PFA uproots crops irrigated with hazardous water

Warning issued to those responsible for growing the crops


Imran Asghar February 01, 2019
A vegetable field uprooted for being irrigated with contaminated Nullah Leh water. PHOTO: EXPRESS

RAWALPINDI: The Punjab Food Authority (PFA) on Thursday destroyed crops grown on a 10-Kanal-strip of land which was being irrigated with dirty water from the Nullah Leh.

The crops destroyed included cabbage, lettuce, spinach, and carom (ajwain).

Some people had illegally occupied a strip of land along the banks of the massive stormwater drain, Nullah Leh, and were using it to grow vegetables for years. They had diverted the flow of hazardous water from the nullah to irrigate their fields.

The Rawalpindi District Health Department’s Health Officer Dr Naveed Akhtar, when asked about vegetables, were being grown using hazardous water had said that they had issued a high alert about the presence of the poliovirus and dengue larvae in the waters of the Nullah Leh.

“Forget drawing water for crops, even breathing near the Nullah Leh could be hazardous,” Dr Akhtar had said.

A spokesperson for PFA had said that they had never received such a complaint from Rawalpindi and promised to take action.

After a report about the matter had been published in The Express Tribune last week, the PFA spokesperson on Thursday said that crops being grown using water from Nullah Leh on land near Khayaban-e-Sir Syed, Dhoke Dalal, Pir Wadhai, Kashmir Colony and Carriage Factory Road, have been destroyed.

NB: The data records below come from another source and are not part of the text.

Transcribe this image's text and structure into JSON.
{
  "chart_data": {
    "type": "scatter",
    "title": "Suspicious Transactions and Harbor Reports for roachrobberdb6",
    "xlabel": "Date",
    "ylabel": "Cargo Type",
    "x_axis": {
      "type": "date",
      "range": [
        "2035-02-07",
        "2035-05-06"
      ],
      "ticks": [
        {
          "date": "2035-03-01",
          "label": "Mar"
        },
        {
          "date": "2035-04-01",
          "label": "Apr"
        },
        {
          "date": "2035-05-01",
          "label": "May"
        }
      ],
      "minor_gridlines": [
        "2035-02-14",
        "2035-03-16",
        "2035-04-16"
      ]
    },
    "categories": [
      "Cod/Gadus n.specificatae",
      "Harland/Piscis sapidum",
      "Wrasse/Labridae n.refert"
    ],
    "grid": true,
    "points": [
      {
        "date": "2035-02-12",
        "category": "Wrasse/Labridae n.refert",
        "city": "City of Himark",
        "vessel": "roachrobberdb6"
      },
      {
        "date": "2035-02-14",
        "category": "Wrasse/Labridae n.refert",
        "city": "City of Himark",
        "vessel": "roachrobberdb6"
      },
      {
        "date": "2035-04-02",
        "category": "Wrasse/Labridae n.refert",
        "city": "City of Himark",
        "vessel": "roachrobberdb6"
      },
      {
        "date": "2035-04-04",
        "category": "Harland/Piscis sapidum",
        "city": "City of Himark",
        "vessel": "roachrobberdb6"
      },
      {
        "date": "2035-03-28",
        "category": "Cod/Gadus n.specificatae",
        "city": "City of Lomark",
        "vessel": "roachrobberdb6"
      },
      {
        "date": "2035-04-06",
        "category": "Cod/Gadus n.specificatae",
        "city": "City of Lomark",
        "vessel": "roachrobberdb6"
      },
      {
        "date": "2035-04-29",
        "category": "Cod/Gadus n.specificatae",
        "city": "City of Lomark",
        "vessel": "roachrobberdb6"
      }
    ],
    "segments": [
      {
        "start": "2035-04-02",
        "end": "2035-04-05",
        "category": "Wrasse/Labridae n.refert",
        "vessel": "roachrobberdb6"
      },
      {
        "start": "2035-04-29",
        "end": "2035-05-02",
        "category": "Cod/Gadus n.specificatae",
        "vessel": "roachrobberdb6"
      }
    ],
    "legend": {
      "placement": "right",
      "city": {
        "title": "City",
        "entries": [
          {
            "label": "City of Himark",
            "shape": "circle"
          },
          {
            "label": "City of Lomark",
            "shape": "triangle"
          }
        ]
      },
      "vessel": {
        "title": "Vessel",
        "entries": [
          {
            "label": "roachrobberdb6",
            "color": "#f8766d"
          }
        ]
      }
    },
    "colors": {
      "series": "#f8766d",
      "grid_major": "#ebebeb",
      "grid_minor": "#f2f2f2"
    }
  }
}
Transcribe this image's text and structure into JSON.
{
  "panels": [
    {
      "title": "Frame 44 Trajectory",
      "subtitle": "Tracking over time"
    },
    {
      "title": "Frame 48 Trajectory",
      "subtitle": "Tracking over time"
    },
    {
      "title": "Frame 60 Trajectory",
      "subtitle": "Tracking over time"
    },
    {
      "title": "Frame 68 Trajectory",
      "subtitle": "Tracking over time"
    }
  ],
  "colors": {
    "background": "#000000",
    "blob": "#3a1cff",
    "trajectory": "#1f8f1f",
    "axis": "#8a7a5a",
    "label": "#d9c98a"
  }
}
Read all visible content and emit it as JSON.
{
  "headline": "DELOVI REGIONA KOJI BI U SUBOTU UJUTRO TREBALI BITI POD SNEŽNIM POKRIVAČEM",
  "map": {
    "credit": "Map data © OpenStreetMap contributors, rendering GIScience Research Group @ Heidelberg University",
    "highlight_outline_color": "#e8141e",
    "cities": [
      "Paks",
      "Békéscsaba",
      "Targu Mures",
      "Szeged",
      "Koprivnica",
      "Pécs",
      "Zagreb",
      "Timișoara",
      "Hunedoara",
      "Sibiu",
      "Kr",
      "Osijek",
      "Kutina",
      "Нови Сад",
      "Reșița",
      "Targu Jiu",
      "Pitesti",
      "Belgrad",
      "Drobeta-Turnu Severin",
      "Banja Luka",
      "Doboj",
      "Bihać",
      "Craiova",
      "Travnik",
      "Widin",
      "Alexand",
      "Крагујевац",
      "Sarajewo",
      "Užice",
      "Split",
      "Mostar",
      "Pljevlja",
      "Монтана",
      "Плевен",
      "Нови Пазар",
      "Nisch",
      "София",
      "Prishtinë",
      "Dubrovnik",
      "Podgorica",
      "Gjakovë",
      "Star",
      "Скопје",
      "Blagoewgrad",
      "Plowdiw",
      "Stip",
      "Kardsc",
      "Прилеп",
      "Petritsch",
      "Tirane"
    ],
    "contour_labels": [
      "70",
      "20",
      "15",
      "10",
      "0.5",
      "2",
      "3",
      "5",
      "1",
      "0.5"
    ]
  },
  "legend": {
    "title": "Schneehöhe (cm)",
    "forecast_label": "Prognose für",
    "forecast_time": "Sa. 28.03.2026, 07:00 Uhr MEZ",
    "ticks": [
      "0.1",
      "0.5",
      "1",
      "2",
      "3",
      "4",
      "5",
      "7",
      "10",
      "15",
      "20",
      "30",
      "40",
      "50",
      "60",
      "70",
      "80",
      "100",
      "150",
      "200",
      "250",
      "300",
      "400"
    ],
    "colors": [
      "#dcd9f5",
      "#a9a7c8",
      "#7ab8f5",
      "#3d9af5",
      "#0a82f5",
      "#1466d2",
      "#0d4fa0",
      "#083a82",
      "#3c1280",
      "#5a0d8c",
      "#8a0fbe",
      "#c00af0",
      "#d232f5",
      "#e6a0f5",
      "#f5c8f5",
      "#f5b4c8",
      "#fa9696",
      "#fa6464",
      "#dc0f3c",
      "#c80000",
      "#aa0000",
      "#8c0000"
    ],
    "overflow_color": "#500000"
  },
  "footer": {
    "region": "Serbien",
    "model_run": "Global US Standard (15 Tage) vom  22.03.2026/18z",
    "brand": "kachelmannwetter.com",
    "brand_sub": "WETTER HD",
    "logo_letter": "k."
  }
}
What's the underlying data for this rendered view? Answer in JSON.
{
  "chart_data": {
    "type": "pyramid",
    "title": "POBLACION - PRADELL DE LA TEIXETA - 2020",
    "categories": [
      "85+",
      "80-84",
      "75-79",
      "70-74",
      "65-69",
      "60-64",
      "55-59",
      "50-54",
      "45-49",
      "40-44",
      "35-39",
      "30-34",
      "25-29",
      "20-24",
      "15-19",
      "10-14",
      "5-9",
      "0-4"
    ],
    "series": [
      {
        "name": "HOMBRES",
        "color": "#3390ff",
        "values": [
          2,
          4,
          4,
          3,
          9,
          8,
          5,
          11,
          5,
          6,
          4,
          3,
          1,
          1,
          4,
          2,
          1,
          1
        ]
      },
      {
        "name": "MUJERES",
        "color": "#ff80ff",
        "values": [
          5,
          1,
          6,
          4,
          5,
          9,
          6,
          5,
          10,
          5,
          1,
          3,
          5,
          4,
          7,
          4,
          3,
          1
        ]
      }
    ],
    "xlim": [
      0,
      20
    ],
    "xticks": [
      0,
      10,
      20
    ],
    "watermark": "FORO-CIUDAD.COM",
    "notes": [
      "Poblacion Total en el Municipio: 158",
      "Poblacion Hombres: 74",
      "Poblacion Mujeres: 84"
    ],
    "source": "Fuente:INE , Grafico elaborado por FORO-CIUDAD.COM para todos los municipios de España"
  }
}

The official added that teams of the PFA first tried to get tractors to the fields. But when that was not possible, they got labourers to uproot the crops spread over 10 kanals of land and destroyed them.

The PFA official added that they did not face resistance of any kind from the farmers while uprooting the crops. However, a warning has been issued to those involved in maintaining the plantation that if they tried to grow crops using hazardous water, then they will be prosecuted.

In the news report, it had been found that crops grown using hazardous water was being sold in the markets of the twin cities of Islamabad and Rawalpindi.

Published in The Express Tribune, February 1st, 2019.